You get out what you put in, that's something employers don't realise.
Nah they realize but all the laws are set to fuck us over not them. They just don’t care.
Garbage in, garbage out, after all
The difference is whether the fault for the leak of your personal data rests with the worker who was incompetent, or the employer who didn't pay for proper secure software.
I say fault lies not with only one, but both.
Depends on the case TBH. If devs barely have time and are constantly crunching due to mismanagement, or are extremely disengaged due to mismanagement, I wouldn't fault them.
Usually it's the lacking processes, though. There are ways to make sure this doesn't happen, and it doesn't depend on the individual, but always the organization.
A good dev would unionize their workplace and push back. A dev who doesn't care and just clocks on bad work because their boss sucks is not a good dev. Fight back.
Yeah sure, because everyone has the skills, time, energy and safety required to unionize a shitty workplace they only go to to be able to pay their rent.
Dev jobs are not hard to come by and they pay very well. It's not like being a day laborer or something where we are scraping the bottom of the barrel. Have a little courage.
Looks like your mind is set. I wish you a good day and I hope you pick up a little more empathy along your way, and I hope some day you'll get that a lot of people feel trapped where they are.

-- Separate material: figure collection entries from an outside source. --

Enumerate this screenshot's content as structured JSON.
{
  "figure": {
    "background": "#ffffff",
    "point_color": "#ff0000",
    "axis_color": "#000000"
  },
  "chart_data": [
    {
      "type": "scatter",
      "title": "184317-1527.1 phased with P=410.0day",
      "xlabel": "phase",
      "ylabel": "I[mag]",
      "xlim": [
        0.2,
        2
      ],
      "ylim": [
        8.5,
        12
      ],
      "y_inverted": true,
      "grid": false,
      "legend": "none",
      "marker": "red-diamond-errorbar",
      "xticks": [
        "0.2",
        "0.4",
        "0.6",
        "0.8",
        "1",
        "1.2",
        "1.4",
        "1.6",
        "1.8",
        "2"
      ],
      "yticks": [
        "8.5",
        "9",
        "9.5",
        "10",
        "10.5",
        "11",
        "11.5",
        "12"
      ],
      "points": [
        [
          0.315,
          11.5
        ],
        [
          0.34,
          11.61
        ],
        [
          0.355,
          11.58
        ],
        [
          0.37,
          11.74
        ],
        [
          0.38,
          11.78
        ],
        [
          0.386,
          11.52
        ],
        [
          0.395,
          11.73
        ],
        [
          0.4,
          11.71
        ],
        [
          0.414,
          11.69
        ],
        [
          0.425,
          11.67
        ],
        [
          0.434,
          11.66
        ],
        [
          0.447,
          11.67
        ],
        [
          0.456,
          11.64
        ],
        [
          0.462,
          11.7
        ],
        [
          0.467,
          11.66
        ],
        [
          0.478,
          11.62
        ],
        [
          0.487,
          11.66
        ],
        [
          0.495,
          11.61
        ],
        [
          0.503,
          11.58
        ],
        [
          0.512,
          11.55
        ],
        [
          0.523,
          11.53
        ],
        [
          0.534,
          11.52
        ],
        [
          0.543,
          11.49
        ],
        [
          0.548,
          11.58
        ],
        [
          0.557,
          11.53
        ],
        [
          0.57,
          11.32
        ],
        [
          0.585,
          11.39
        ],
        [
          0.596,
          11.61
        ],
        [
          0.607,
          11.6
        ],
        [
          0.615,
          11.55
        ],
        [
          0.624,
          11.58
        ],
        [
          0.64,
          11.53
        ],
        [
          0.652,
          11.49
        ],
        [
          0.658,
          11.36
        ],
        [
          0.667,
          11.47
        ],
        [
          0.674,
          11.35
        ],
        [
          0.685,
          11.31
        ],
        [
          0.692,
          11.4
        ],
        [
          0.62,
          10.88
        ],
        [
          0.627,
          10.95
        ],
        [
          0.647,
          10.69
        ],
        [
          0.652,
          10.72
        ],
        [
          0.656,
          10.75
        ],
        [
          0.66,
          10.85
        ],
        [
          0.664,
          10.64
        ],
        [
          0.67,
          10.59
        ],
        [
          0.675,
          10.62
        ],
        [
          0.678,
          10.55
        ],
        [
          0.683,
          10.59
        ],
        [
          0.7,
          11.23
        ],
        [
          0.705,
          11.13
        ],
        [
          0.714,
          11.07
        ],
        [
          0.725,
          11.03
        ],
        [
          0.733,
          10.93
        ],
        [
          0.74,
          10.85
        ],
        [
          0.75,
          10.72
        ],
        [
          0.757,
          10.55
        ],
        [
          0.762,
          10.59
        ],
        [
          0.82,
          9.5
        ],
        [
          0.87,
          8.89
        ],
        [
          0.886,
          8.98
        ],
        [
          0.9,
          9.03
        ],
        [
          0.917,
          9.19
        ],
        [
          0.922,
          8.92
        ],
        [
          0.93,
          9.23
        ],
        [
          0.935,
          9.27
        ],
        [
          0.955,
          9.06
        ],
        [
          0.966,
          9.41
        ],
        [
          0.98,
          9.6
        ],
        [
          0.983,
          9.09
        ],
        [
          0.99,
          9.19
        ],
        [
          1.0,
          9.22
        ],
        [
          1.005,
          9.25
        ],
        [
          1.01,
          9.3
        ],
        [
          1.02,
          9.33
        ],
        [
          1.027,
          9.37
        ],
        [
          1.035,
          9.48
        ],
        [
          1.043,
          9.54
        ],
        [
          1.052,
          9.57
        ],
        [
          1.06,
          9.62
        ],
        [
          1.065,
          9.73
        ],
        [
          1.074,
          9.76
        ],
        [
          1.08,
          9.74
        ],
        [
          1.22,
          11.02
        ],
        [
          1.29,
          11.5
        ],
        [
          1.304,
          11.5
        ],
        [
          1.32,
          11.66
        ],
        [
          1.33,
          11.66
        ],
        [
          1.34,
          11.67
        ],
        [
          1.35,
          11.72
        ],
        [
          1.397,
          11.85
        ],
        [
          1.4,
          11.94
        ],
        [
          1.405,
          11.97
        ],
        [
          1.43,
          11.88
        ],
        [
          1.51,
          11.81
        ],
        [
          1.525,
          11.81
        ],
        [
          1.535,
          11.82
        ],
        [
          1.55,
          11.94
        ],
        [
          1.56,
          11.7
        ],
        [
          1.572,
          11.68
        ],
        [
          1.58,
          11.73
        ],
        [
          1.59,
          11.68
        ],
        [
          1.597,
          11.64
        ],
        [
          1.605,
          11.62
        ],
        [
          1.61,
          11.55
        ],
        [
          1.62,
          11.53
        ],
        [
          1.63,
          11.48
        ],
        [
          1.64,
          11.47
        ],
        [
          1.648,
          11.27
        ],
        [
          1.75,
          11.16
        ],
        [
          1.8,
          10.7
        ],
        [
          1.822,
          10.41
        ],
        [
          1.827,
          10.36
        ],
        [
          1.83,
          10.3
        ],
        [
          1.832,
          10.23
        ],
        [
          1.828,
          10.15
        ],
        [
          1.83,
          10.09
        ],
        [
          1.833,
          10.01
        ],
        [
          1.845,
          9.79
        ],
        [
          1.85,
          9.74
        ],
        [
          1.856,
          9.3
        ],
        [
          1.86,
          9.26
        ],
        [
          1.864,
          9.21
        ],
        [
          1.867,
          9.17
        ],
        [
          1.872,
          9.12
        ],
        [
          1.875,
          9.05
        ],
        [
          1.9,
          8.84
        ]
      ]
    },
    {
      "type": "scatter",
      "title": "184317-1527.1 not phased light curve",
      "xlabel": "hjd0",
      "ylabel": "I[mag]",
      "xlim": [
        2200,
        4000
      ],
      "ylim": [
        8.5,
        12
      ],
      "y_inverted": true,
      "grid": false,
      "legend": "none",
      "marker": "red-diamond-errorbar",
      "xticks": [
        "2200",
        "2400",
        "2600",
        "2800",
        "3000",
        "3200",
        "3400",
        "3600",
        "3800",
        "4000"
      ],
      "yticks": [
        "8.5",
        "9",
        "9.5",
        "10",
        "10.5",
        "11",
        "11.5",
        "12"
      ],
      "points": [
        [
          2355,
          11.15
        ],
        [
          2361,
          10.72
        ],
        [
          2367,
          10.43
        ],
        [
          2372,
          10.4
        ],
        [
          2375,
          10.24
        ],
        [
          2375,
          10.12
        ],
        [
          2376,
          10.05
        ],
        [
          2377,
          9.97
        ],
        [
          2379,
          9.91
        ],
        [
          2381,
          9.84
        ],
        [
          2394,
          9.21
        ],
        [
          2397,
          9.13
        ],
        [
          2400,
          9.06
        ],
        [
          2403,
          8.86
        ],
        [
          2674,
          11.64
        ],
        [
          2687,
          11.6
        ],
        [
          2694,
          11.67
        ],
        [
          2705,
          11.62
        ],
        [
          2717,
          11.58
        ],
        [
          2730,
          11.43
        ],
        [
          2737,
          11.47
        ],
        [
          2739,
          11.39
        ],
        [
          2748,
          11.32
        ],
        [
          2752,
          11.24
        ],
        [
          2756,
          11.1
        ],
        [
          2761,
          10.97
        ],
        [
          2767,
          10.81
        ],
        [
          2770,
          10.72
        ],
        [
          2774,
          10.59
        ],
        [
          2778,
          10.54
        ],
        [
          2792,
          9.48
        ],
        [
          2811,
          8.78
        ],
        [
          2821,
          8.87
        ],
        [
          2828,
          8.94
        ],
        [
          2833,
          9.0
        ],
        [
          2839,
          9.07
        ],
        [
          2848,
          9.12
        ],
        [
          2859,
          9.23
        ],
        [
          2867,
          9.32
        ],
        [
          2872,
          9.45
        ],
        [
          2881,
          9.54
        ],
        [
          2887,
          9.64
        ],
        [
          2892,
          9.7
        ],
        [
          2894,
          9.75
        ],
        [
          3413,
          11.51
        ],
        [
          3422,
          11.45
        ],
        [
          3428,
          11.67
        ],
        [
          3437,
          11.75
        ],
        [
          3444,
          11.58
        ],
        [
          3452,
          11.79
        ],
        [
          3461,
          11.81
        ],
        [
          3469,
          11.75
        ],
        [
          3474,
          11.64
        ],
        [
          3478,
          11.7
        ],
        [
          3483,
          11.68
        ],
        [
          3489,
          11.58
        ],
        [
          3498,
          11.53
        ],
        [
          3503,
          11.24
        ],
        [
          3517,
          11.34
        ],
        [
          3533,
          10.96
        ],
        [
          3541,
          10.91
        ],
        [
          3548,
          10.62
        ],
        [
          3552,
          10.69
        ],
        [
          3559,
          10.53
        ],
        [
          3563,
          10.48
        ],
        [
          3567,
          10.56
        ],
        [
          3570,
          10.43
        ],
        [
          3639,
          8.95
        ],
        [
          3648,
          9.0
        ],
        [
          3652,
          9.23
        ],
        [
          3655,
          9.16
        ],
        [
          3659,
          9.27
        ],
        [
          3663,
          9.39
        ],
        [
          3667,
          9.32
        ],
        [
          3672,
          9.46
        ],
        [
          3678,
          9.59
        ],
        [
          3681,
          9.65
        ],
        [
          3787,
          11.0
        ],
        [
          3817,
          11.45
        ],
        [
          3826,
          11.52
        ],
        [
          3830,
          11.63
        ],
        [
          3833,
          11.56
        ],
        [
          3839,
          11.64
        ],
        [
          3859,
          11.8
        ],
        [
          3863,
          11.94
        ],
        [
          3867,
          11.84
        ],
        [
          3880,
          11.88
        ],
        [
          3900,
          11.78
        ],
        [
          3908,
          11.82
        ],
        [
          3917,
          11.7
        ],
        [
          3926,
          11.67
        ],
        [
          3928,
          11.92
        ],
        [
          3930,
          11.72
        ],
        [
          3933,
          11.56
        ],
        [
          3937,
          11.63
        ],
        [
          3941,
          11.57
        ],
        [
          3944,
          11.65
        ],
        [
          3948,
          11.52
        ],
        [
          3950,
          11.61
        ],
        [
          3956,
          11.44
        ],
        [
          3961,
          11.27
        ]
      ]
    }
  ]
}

You'd be surprised how well someone who wants to can camouflage their package to look legit.
True. You can't always be 100% sure. But a quick check for download counts/version count can help. And while searching for it in the repo, you can see other similarly named packages and prevent getting hit by a typo squatter.
Despite, it's not just for security. What if the package you're installing has a big banner in the readme that says "Deprecated and full of security issues"? It's not a bad package per say, but still something you need to know
*per se
https://en.m.wiktionary.org/wiki/per_se
Oh, TIL
Edit: *YourWeb
Yeah, I’m confused on what the intent of the comment was. Apart from a code review, I don’t understand how someone would be able to tell that a package is fake. Unless they are grabbing it from a. Place with reviews/comments to warn them off.
the first most obvious sign is multiple indentical packages, appearing to be the same thing, with weird stats and figures.
And possibly weird sizes. Usually people don't try hard on package managing software, unless it's an OS for some reason.
Unless you’re cross checking every package, you’re not going to know that there are multiple packages. And a real package doesn’t necessarily give detailed information on what it does, meaning you can easily mistake real packages as fake when using this as a test.
The real answer is to not trust AI outputs, but there is no perfect answer to this since those fake packages can easily be put up and sound like real ones with a cursory check.
depends on how you integrate it i suppose. A system that abstracts that is pretty awful.
At the very least, you should be weary of there being more than one package, without explicit reason for such.
That’s what my ex wife used to say
we just experienced this with LZMA on debian according to recent reports. 2 years of either manufactured dev history, or one very, very weird episode.
The official repositories often have no useful oversight either. At least once a year, you'll hear about a malicious package in npm or PyPI getting widespread enough to cause real havoc. Typosquatting runs rampant, and formerly reputable packages end up in the hands of scammers when their original devs try to find someone to hand them over to.